Тут плотника и разобрало. Он шапку об пол:
«Сделаю, государь!»
И такой он вытесал корабль — ладный, легкий. Сам просится в море, как борзый конь в поле. А как закачался кораблик на волнах, Петр обнял Мирона и говорит:
«Спасибо, Мирон Иванович! Вот теперь отпускаю тебя навовсе».
Веселый он, царь, а глаза невеселые.
«Накажи жене своей, чтобы послала мне рубаху белую, считайте, без кружев. Смертную рубаху».
«Что так, государь? — опечалился Мирон. — Ты же вон какой здоровый».
А Петр смеется:
«Поживем пока! Жене кланяйся. А рубашечку вы мне все-таки пришлите».
Вернулся Мирон в Кукарку и говорит жене:
«Мартушка, царь тебе кланяется. Рубаху белую просит прислать. Только кружев на ней — чуть-чуть…»
«Зачем чуть-чуть-то, Мирон Иванович?»
Не сказал муж жене зачем.
С подружками выткала она рубаху, ромашки-кружавчики подплела и послала во дворец. Аккурат тут царь заболел. Долго он мучился и был без памяти. А когда в сознание вошел, ему посылку показали. Он сказать успел:
«Вот в этой рубашке меня и похороните».
И молвы у Петра не стало.
Так и положили его в вятской рубахе…»
Внезапно дедушка прекратил рассказ, посмотрел на свет стакан и сказал в сердцах:
— Чай-то нынче больно жидкий: из Кирова Котельнич[2] видать!
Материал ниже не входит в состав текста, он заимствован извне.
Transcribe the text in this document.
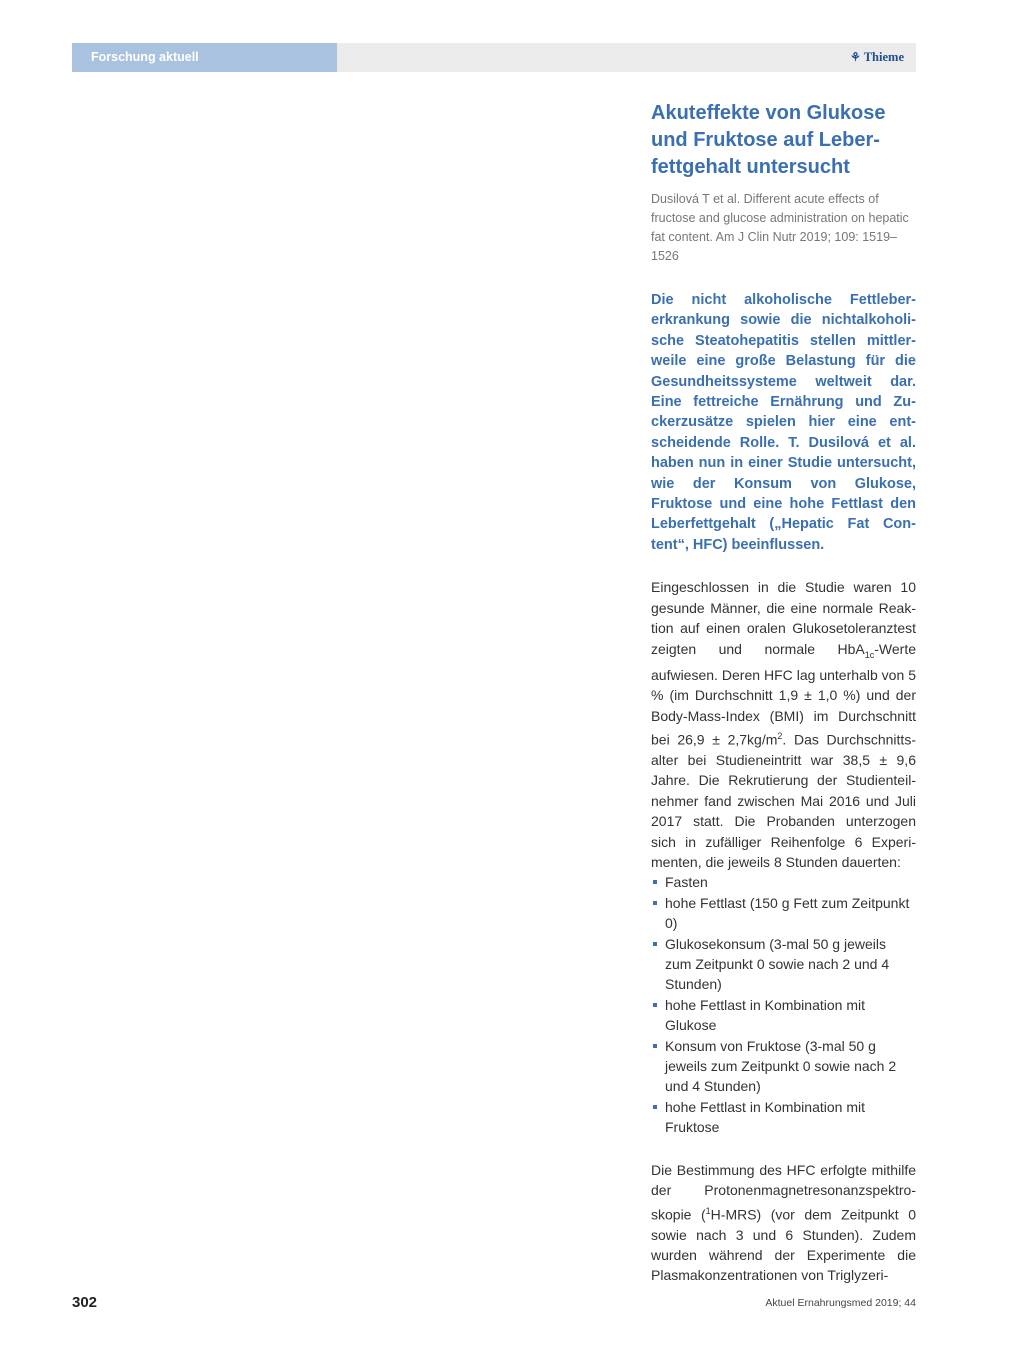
Forschung aktuell	⚘ Thieme
Akuteffekte von Glukose und Fruktose auf Leber-fettgehalt untersucht

Dusilová T et al. Different acute effects of fructose and glucose administration on hepatic fat content. Am J Clin Nutr 2019; 109: 1519–1526

Die nicht alkoholische Fettlebererkrankung sowie die nichtalkoholische Steatohepatitis stellen mittlerweile eine große Belastung für die Gesundheitssysteme weltweit dar. Eine fettreiche Ernährung und Zuckerzusätze spielen hier eine entscheidende Rolle. T. Dusilová et al. haben nun in einer Studie untersucht, wie der Konsum von Glukose, Fruktose und eine hohe Fettlast den Leberfettgehalt („Hepatic Fat Content“, HFC) beeinflussen.

Eingeschlossen in die Studie waren 10 gesunde Männer, die eine normale Reaktion auf einen oralen Glukosetoleranztest zeigten und normale HbA$_{1c}$-Werte aufwiesen. Deren HFC lag unterhalb von 5 % (im Durchschnitt 1,9 ± 1,0 %) und der Body-Mass-Index (BMI) im Durchschnitt bei $26,9 \pm 2,7kg/m^2$. Das Durchschnittsalter bei Studieneintritt war 38,5 ± 9,6 Jahre. Die Rekrutierung der Studienteilnehmer fand zwischen Mai 2016 und Juli 2017 statt. Die Probanden unterzogen sich in zufälliger Reihenfolge 6 Experimenten, die jeweils 8 Stunden dauerten:

Fasten
hohe Fettlast (150 g Fett zum Zeitpunkt 0)
Glukosekonsum (3-mal 50 g jeweils zum Zeitpunkt 0 sowie nach 2 und 4 Stunden)
hohe Fettlast in Kombination mit Glukose
Konsum von Fruktose (3-mal 50 g jeweils zum Zeitpunkt 0 sowie nach 2 und 4 Stunden)
hohe Fettlast in Kombination mit Fruktose

Die Bestimmung des HFC erfolgte mithilfe der Protonenmagnetresonanzspektroskopie ($^1$H-MRS) (vor dem Zeitpunkt 0 sowie nach 3 und 6 Stunden). Zudem wurden während der Experimente die Plasmakonzentrationen von Triglyzeri-

302	Aktuel Ernahrungsmed 2019; 44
— Почему? — удивилась Лидия Александровна. — Чай как чай…
— Да не в чае дело! — взорвался дедушка. — Я тут разговоры разговариваю, а корову кто будет доить? Вон она, сердешная, недоеная мычит… Дождь льет… Куда я плащ-то подевал, а? Никто не видал?
— Зачем так шуметь? — смиренно сказала Лидия Александровна. — Корову я буду доить. Дайте-ка мне плащ…
Она без боя отобрала у дедушки его тяжелый плащ, накинула на себя, взяла эмалированное ведро для молока и пошла в дождь.
— Погодите-ка, — остановил ее дедушка. — Фонарь надо. Без фонаря вы ничего не увидите…
На удивление скоро он нашел электрический фонарик, пощелкал выключателем, надел пальто и сказал:
— Идемте, Лидия Александровна, я вам посвечу.
— И я пойду! — обрадовалась Муза и надела дедушкину телогрейку, которая была ей до пят. Захваченный общим возбуждением, Сережа тоже стал одеваться, но дедушка наказал ему:
— Сергей, ты дома посиди А вдруг кто придет?
Компания ушла в дождь, а Сережа остался домовничать. В избе, вздыхая, остывал самовар и тикали часы. Вокруг лампочки, принимая ее за солнце, летали бабочки и обжигали крылья, отчего слышалось потрескивание и запах паленины. На этих бабочек хорошо берет сорога, язь или даже лещ в лунную ночь на лесном озере, поверху, где-нибудь при устье ручья. Там вода всегда шевелится, и рыба смело хватает насадку, а после ходуном ходит на леске, облитая луной… Вот бы в новолуние сводить туда гостей! А может быть, луна уже показалась? Заслонившись ладонями, Сережа прижался к оконному стеклу, по которому стекал дождь. Никакой луны не было и быть не могло, а мальчик все высматривал, когда по двору пойдет народ с дойки.